Dan Kline: I do see this as an opportunity for FedEx. But if you're on the Shopify platform, you have the ability to make shipping a service. And what Shopify does is, it matches what you're shipping with the best provider. Now, could FedEx go in and make a deal so it's the best provider more often? Could it have staffing at these warehouse distribution center locations? There's a huge opportunity here. Basically, any platform -- we saw this with Stamps.com at Shop Talk earlier this year -- any platform that businesses are using has to integrate shipping and logistics because you're competing with what was a two-day standard, that's becoming a one-day standard. If you and I have a regional company, let's say we sell, I don't know, model trains that we make ourselves. The standard for the consumer is going to be, "I get it in two days." They're not going to wait for two weeks because I could save $1.50 by shipping it in two weeks. Everything is going to have to get Amazon-level efficient, down to some pretty small companies, and a Shopify can do that. FedEx can certainly come in and help make that happen.

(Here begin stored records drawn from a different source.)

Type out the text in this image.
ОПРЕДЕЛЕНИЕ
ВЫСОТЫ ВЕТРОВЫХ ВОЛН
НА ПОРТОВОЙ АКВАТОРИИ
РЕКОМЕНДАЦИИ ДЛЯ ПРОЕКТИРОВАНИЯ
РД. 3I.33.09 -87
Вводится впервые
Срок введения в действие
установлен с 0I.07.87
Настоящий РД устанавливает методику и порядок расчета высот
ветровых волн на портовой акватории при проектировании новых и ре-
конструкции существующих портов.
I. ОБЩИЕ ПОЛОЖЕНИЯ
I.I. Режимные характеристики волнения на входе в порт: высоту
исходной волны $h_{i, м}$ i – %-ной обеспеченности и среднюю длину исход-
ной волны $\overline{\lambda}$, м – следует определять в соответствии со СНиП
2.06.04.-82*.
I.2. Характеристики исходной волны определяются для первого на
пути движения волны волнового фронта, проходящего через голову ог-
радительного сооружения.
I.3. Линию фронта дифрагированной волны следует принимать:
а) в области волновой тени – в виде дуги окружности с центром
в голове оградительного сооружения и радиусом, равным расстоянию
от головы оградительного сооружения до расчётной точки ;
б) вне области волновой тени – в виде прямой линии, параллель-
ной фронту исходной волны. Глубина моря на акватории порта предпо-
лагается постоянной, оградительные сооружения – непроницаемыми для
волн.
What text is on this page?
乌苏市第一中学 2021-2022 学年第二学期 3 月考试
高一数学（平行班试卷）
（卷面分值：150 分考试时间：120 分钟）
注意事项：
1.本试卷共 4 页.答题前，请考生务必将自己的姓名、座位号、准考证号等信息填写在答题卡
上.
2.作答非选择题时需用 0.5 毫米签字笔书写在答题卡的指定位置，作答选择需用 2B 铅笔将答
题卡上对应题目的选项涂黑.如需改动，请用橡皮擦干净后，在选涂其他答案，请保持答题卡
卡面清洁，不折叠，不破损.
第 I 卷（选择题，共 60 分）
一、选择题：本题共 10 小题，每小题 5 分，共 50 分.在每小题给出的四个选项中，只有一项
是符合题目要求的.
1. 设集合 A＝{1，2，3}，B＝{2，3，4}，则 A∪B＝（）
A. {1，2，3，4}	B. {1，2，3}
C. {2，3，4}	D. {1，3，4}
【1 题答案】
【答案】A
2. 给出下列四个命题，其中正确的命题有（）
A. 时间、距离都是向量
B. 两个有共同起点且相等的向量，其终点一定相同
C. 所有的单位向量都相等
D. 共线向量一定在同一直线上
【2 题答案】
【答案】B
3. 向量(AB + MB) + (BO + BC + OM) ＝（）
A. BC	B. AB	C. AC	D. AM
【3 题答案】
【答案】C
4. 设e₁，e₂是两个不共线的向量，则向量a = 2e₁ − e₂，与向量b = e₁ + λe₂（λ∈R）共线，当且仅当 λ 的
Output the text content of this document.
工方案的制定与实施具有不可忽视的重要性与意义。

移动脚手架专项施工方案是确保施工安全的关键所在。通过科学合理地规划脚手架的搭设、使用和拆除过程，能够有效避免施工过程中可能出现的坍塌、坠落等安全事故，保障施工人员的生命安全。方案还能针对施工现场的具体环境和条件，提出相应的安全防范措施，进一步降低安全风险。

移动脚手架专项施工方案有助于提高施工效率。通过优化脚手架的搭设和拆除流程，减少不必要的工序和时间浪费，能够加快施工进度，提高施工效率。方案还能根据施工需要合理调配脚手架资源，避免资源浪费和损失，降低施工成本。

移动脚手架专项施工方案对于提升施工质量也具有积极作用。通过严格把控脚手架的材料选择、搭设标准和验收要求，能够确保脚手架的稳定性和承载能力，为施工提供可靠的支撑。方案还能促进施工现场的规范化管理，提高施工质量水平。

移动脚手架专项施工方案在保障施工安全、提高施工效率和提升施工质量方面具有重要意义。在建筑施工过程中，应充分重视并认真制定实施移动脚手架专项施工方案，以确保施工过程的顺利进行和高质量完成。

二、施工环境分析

Sciple: Taking all this together more broadly, in the near term, this is probably going to hurt FedEx somewhat, because you've had this existing business from Amazon that's going to fall off. Some analysts have estimated that it could lower FedEx's earnings by as many as $0.40 a share. However, when you look at the opportunity moving forward, growth rates in e-commerce away from Amazon are actually growing faster. There are some opportunities to forge some relationships today that can be really significant going forward. Any last thoughts on FedEx?
Kline: To tie this up with a dating analogy, this is FedEx breaking up with his girlfriend, but it spent the last few years flirting all around. It knows that a lot of people are interested. Instead of having this monogamous relationship, FedEx is going to be dating a different supermodel every daypart. So, yeah, it'll hurt in the short term, simply because you can't build these massive relationships quickly. It takes time. But I see this as a quarter or two, and then FedEx is going to be in a much better position. And chances are, you're going to see Walmart, Target, Lowe's, Home Depot, all those other non-Amazon's, you're going to see that business ramp up very quickly.
Sciple: Yeah, Dan. For me, when I look, I think e-commerce is going to be a really significant trend going forward. Everybody believes that. But you see so many players getting into the selling part of that market. When you look at the logistics part of the industry, it appears it's consolidating into an oligopoly -- FedEx, UPS, maybe Amazon is pushing in there. With the growth in all those other parts of e-commerce outside of Amazon, this looks like it could be an interesting place to sniff around for an opportunity to play a trend in a market that may be less competitive going forward. We'll see. Obviously, it's hard to say things are less competitive when Amazon is lurking around. Interesting way to play the e-commerce trend.
Kline: Don't forget the U.S. Postal Service. The reality is, they're a big piece of the Amazon business. In fact, they're Amazon's biggest partner. You have Amazon-UPS-USPS on one side, FedEx on the other. It wouldn't shock me if you saw FedEx build out other services, like what Amazon is doing with last mile delivery. You're obviously going to see FedEx move into automation. We saw some tests with robots and other things. You might see drones. This is basically FedEx vs. the world, and I sort of like where that's going.